Valid and Fair Assessments
It is very important that the testing instruments must undergo technical analyses for making the examinations and assessments truly fair to students and useful for the education system at large-scale standardized tests are supposed to be permeating our education system at a fast pace. Punjab, through Punjab Examination Commission (PEC), has been administering examinations to all children attending public schools at the end of 5th and 8th class. Sindh has done the same through outsourcing the development and administration of examinations at that same grade levels to a private firm.
In addition to these large-scale tests, the provinces have also been experimenting with small-scale sample-based educational evaluations. Most of these tests are supposed to be standardized. But what is standardization all about? We must be able to understand their nature, see how they are different, and see why we don’t have them yet. Sometimes, the large-scale tests are incorrectly referred to as standardized even when they have not been put through the technical development of standardization.
In order to extend this discussion, let us first take a look at our current perspectives on testing. Our understanding of examinations and assessments is tainted by our personal encounters with the traditional system of examinations. As a student, the only examinations I, and most other children, cared about were the dreaded, as well as much anticipated, annual examinations. These examinations carried very high stakes for us as they do for our children. Passing them meant promotion to a new grade and, more importantly, a bag full of new books, new stationary, and several other goodies. Failing them meant being left behind in intolerable ways.
Also, all I cared about was the raw score; understand writing marks, which I obtained on a test. The marks were always out of a total of 100, except for some subjects that had a little less or more weight age in the scheme of studies. Marks were the only thing that notable between the good students and the not-so-good students.
Yet, as we know now, raw score has never been a good way of discerning between students taking different tests at the same level. For example, consider candidates A and B appear in the secondary examinations organized by two different boards of secondary and intermediate education in Punjab. A gets 80 out of 100 in a certain subject and B 70 out of 100. Can we infer that A was more able than B? Traditionally, this would be our conclusion. But this conclusion is wrong since it does not consider the possible variation in the degree of difficulty of the two papers set by two different paper setters in two different places. Raw score was a crude criterion for comparison. It continues to be so for most students, parents, and teachers.
Our higher education institutions do not offer relevant courses in quantitative methods in assessment. As a result, we are perennially dependent on the indefensible practice of relying on foreign consultants to help with the demand to develop tests at the primary level.
As a schoolteacher, I also let the expectations about terminal examinations determine the content of what I taught my students. The topics were divided into ‘very important’, ‘important’, and ‘not important’. My teaching was seldom designed to cover the curriculum, but to ensure that my students obtained mastery in all ‘very important’ and ‘important’ topics. My reason as a teacher was to do everything I could to increase their chances of getting more and more marks in terminal exams. I was not alone in teaching to the test. Nearly every schoolteacher I knew then had similar concerns and objectives. In my early years as an education researcher, I learnt the phrase WYTIWYG (What You Test is what You Get). The nature of testing and their stakes drives the teaching and learning in the classrooms.
The onset of standardization of tests, or standardized tests, does not change the basic truth about teaching and learning embodied in WYTIWYG. However, it does change the way the tests are constructed, administered, and interpreted. Raw scores loose much of their traditional value. Absolute marks obtained by a student do not solely determine his or her location relative to other students who may be taking a slightly more difficult or slightly easier test at the same level. Different versions of the same test may vary in the degree of difficulty of the items they contain.
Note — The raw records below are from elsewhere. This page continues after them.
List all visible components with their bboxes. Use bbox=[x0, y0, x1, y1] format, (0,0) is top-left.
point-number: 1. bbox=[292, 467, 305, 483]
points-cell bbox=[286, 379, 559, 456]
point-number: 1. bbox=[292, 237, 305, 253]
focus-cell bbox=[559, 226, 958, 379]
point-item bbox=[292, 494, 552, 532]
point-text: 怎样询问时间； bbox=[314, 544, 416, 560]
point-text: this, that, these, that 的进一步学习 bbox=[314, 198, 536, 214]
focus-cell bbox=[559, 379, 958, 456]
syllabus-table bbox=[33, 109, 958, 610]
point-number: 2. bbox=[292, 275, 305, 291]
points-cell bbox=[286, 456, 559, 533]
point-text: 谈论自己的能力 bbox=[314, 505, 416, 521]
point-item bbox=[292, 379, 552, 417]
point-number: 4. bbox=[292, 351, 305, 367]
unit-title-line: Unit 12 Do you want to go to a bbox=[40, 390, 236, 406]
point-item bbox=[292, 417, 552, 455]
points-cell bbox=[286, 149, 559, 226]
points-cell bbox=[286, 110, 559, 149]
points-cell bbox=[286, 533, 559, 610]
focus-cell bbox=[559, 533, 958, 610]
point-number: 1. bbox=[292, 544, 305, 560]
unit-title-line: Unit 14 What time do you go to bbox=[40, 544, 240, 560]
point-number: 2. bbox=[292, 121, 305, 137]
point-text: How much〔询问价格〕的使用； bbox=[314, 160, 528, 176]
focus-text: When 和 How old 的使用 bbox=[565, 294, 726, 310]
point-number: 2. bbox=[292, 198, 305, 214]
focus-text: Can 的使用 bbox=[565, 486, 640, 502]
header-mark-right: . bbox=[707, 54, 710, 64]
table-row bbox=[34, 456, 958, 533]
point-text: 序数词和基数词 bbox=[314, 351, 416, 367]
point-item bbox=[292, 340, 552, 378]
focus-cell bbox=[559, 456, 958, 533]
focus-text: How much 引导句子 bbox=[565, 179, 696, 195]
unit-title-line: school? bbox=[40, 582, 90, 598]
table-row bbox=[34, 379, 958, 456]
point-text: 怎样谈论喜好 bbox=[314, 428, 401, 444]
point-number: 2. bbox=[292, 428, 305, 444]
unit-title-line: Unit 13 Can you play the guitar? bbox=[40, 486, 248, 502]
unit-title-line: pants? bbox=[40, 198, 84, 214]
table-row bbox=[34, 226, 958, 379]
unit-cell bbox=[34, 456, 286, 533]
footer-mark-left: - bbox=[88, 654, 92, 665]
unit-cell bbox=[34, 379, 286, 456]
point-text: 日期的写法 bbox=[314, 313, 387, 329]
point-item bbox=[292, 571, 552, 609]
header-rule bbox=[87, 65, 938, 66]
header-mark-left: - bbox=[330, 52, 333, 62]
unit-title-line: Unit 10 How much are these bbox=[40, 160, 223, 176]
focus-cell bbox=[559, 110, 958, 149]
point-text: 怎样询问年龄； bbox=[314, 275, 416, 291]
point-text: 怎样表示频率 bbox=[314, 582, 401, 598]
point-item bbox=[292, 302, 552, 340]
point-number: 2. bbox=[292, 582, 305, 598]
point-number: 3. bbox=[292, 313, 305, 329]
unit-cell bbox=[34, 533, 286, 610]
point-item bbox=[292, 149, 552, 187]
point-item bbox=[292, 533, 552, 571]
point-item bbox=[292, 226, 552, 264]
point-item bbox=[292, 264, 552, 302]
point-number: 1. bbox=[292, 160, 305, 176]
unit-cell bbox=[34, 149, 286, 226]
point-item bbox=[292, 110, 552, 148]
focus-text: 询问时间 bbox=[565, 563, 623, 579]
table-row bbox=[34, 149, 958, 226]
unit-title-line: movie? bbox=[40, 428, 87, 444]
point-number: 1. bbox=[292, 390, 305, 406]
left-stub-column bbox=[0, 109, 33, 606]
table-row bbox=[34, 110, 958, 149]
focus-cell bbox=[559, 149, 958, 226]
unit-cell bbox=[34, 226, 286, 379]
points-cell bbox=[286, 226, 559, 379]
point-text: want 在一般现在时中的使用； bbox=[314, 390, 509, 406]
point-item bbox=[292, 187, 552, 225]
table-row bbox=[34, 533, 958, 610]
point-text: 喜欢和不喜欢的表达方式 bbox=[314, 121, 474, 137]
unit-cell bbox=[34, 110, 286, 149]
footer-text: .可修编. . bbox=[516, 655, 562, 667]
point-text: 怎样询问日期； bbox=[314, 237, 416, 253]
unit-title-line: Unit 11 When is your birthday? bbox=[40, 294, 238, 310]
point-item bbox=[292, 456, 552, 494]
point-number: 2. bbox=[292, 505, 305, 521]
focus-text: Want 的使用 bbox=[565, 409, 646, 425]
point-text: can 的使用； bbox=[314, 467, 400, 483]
Relying on raw scores is extremely unfair, because a student with lower ability taking an easier version of the test may obtain higher scores than a student with higher ability taking a more difficult version of the same test. Scaled scores make your mind up this problem through test equating, i.e., by adjusting for relative difficulty levels in different editions of the same test.
But how do we ever find out if a particular test question (sometimes also called test items in the technical parlance) is more or less difficult? No, we cannot make that decision through our own subjective judgment. We do not know about the relative difficulty of fastidious items unless we put them through the empirical test of giving them to a sample of students and then analyzing the results. If most students respond correctly to an item it may be concluded that it has lower difficulty level than another item that elicits fewer correct responses.
Students appearing in intermediate, secondary, middle, as well as the primary institutions must get a fair deal. They deserve to be judged and certified moderately. The advantages of a good examination system are not confined to students alone. Teacher educators, policymakers, and education researchers can also learn from it and do their bit to improve it further.